Supplementary Material for: Biological Therapies for Atopic Dermatitis: A Systematic Review
datasetposted on 18.03.2021, 14:49 by Zhou S., Qi F., Gong Y., Zhang J., Zhu B.
Background: Atopic dermatitis (AD) is a widely acquired, relapsing inflammatory skin disease. Biologics are now widely used in patients with moderate-to-severe AD. Objective: This work aims to summarize both label and off-label biologics on AD treatment in phase II and phase III stages, and compile evidence on the efficacy of the most-studied biologics. Methods: We conducted a comprehensive literature search through PubMed, EMBASE, and ClinicalTrials.gov to identify all documented biological therapies for AD. The criteria were further refined to focus on those treatments with the highest evidence level for AD with at least one randomized clinical trial supporting their use. Only studies or articles published in English were enrolled in this study. Findings: Primary searches identified 525 relevant articles and 27 trials. Duplicated articles and papers without a full text were excluded. Only completed trials were enrolled. We included 28 randomized controlled trials, 4 unpublished trials, 2 observational studies, and 1 meta-analysis. Eight kinds of biologics, including IL-4/IL-13 inhibitors, JAK inhibitors, anti-IL-13 antibodies, anti-IL-22 antibodies, anti-IL-33 antibodies, thymic stromal lymphopoietin inhibitor (TSLP), OX40 antibodies, and H4R-antagonists were included in this work.

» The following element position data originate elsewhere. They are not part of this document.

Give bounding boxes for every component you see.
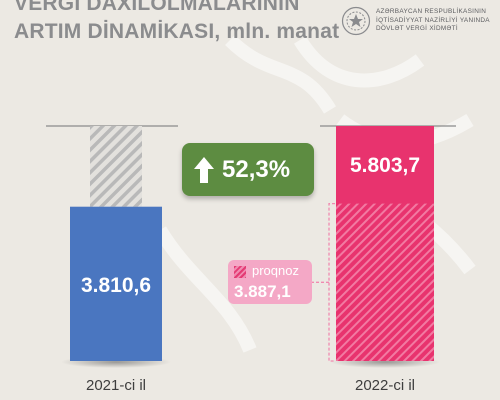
organization-logo: AZƏRBAYCAN RESPUBLİKASININ İQTİSADİYYAT … [341,6,497,40]
arrow-up-icon [194,157,214,183]
chart-title-line1: VERGİ DAXİLOLMALARININ [14,0,300,15]
growth-gap-hatch [90,126,142,207]
chart-title-line2: ARTIM DİNAMİKASI, mln. manat [14,20,340,43]
state-tax-service-emblem-icon [341,6,371,36]
forecast-value: 3.887,1 [234,282,291,301]
category-label-2021: 2021-ci il [86,377,146,394]
organization-name-line1: AZƏRBAYCAN RESPUBLİKASININ [376,8,487,15]
forecast-label: proqnoz [252,263,299,278]
chart-title: VERGİ DAXİLOLMALARININ ARTIM DİNAMİKASI,… [14,0,339,46]
value-label-2022: 5.803,7 [350,154,420,177]
organization-name-line2: İQTİSADİYYAT NAZİRLİYİ YANINDA [376,16,490,24]
growth-percent: 52,3% [222,156,291,183]
forecast-badge: proqnoz 3.887,1 [228,260,312,304]
forecast-hatch-segment [336,203,434,361]
bar-2021 [70,206,162,361]
forecast-swatch [234,266,246,278]
category-label-2022: 2022-ci il [355,377,415,394]
value-label-2021: 3.810,6 [81,274,151,297]
organization-name-line3: DÖVLƏT VERGİ XİDMƏTİ [376,25,458,33]
organization-name: AZƏRBAYCAN RESPUBLİKASININ İQTİSADİYYAT … [376,8,490,34]
growth-badge: 52,3% [182,143,314,196]
forecast-bracket [312,202,335,362]
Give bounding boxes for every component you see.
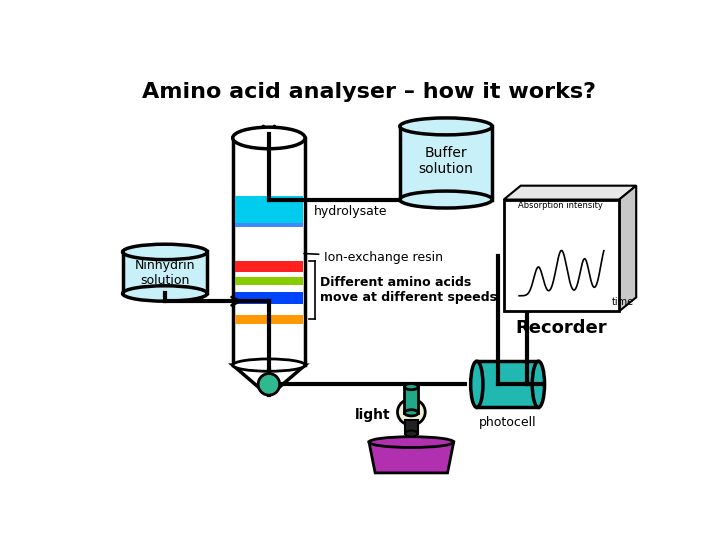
Text: photocell: photocell bbox=[479, 416, 536, 429]
Ellipse shape bbox=[233, 359, 305, 372]
Polygon shape bbox=[619, 186, 636, 311]
Text: Ion-exchange resin: Ion-exchange resin bbox=[304, 251, 444, 264]
Text: waste: waste bbox=[388, 450, 435, 464]
Ellipse shape bbox=[122, 244, 207, 260]
Bar bbox=[235, 222, 303, 227]
Ellipse shape bbox=[471, 361, 483, 408]
Text: Recorder: Recorder bbox=[516, 319, 607, 337]
Text: light: light bbox=[355, 408, 391, 422]
Bar bbox=[504, 200, 619, 311]
Text: hydrolysate: hydrolysate bbox=[315, 205, 388, 218]
Bar bbox=[405, 420, 418, 434]
Ellipse shape bbox=[258, 374, 279, 395]
Ellipse shape bbox=[405, 430, 418, 437]
Ellipse shape bbox=[532, 361, 544, 408]
Text: Buffer
solution: Buffer solution bbox=[418, 146, 474, 176]
Bar bbox=[235, 276, 303, 285]
Polygon shape bbox=[521, 186, 636, 298]
Ellipse shape bbox=[397, 399, 426, 425]
Bar bbox=[235, 315, 303, 325]
Text: Absorption intensity: Absorption intensity bbox=[518, 200, 603, 210]
Text: Different amino acids
move at different speeds: Different amino acids move at different … bbox=[320, 276, 498, 304]
Text: Ninhydrin
solution: Ninhydrin solution bbox=[135, 259, 195, 287]
Ellipse shape bbox=[122, 286, 207, 301]
Bar bbox=[233, 138, 305, 365]
Bar bbox=[235, 292, 303, 304]
Bar bbox=[235, 261, 303, 272]
Ellipse shape bbox=[400, 118, 492, 135]
Text: Amino acid analyser – how it works?: Amino acid analyser – how it works? bbox=[142, 82, 596, 102]
Bar bbox=[235, 195, 303, 222]
Ellipse shape bbox=[405, 383, 418, 390]
Polygon shape bbox=[369, 442, 454, 473]
Bar bbox=[122, 251, 207, 294]
Bar bbox=[405, 386, 418, 413]
Bar bbox=[400, 126, 492, 200]
Text: time: time bbox=[611, 298, 634, 307]
Ellipse shape bbox=[405, 410, 418, 416]
Bar bbox=[477, 361, 539, 408]
Ellipse shape bbox=[400, 191, 492, 208]
Ellipse shape bbox=[233, 127, 305, 148]
Polygon shape bbox=[504, 186, 636, 200]
Ellipse shape bbox=[369, 437, 454, 448]
Polygon shape bbox=[233, 365, 305, 388]
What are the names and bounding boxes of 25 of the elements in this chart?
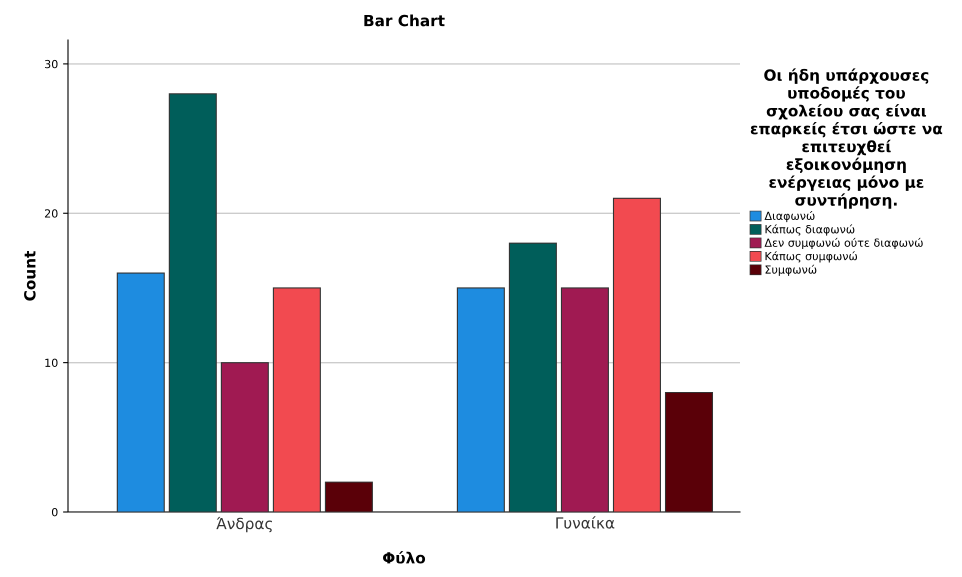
- x-tick-label: Άνδρας: [216, 516, 272, 532]
- bar: [508, 242, 557, 512]
- y-axis-title: Count: [24, 250, 36, 301]
- bar: [560, 287, 609, 512]
- legend-title: Οι ήδη υπάρχουσες υποδομές του σχολείου σας είναι επαρκείς έτσι ώστε να επιτευχθεί εξοικονόμηση ενέργειας μόνο με συντήρηση.: [750, 68, 942, 209]
- bar: [272, 287, 321, 512]
- bar: [220, 362, 269, 512]
- y-tick-label: 30: [44, 60, 58, 68]
- y-tick-label: 20: [44, 209, 58, 218]
- y-tick-label: 0: [52, 508, 58, 516]
- legend-label: Συμφωνώ: [766, 264, 816, 276]
- x-axis-title: Φύλο: [383, 551, 426, 564]
- bar: [612, 198, 661, 512]
- legend-label: Κάπως συμφωνώ: [766, 251, 858, 262]
- bar: [664, 392, 714, 512]
- legend-label: Διαφωνώ: [764, 210, 815, 222]
- bar: [168, 93, 217, 512]
- bar: [324, 482, 373, 512]
- legend-label: Κάπως διαφωνώ: [766, 224, 854, 236]
- y-tick-label: 10: [45, 358, 58, 368]
- legend-label: Δεν συμφωνώ ούτε διαφωνώ: [764, 238, 923, 250]
- x-tick-label: Γυναίκα: [556, 516, 614, 529]
- chart-title: Bar Chart: [364, 14, 445, 26]
- bar: [116, 272, 165, 512]
- bar: [456, 287, 505, 512]
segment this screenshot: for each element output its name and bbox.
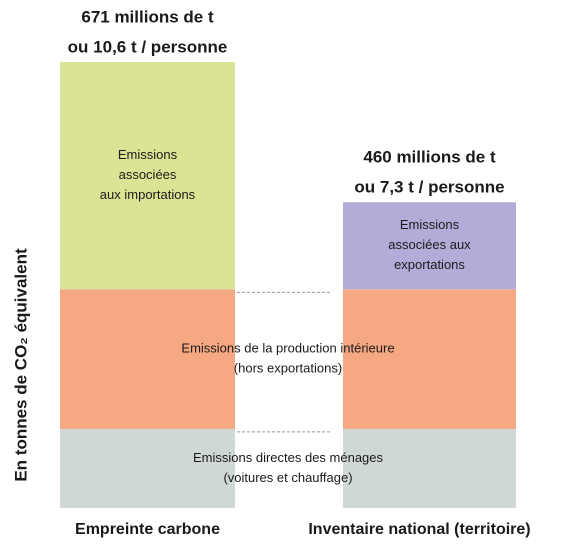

Dupliumab, as the most widely used and investigated biologic, was reported in 1 meta-analysis and 4 trials exploring its long-term use and application in both adults and pediatric patients. Besides dupilumab, four other IL-4/IL-13 inhibitors recruited were all randomized, clinical trials at phase 2–3 stage. Six different kinds of JAK inhibitors were summarized with strong evidence revealing their significant therapeutic effects on AD. There were 3 trials for nemolizumab, an anti-IL-13 antibody, all of which were in the phase 2 clinical trial stage. Results showed nemolizumab could be another alternative therapy for moderate-to-severe AD with long-term efficiency and safety. Conclusion: The biological therapies with the most robust evidence on efficacy and long-term safety for AD treatment include dupilumab, barcitinib, abrocitinib, and delgocitinib. Most of the biologics mentioned in this review were still at the exploratory stage. This review will help practitioners advise patients seeking suitable biological therapies and offer experimental study directions for treatment.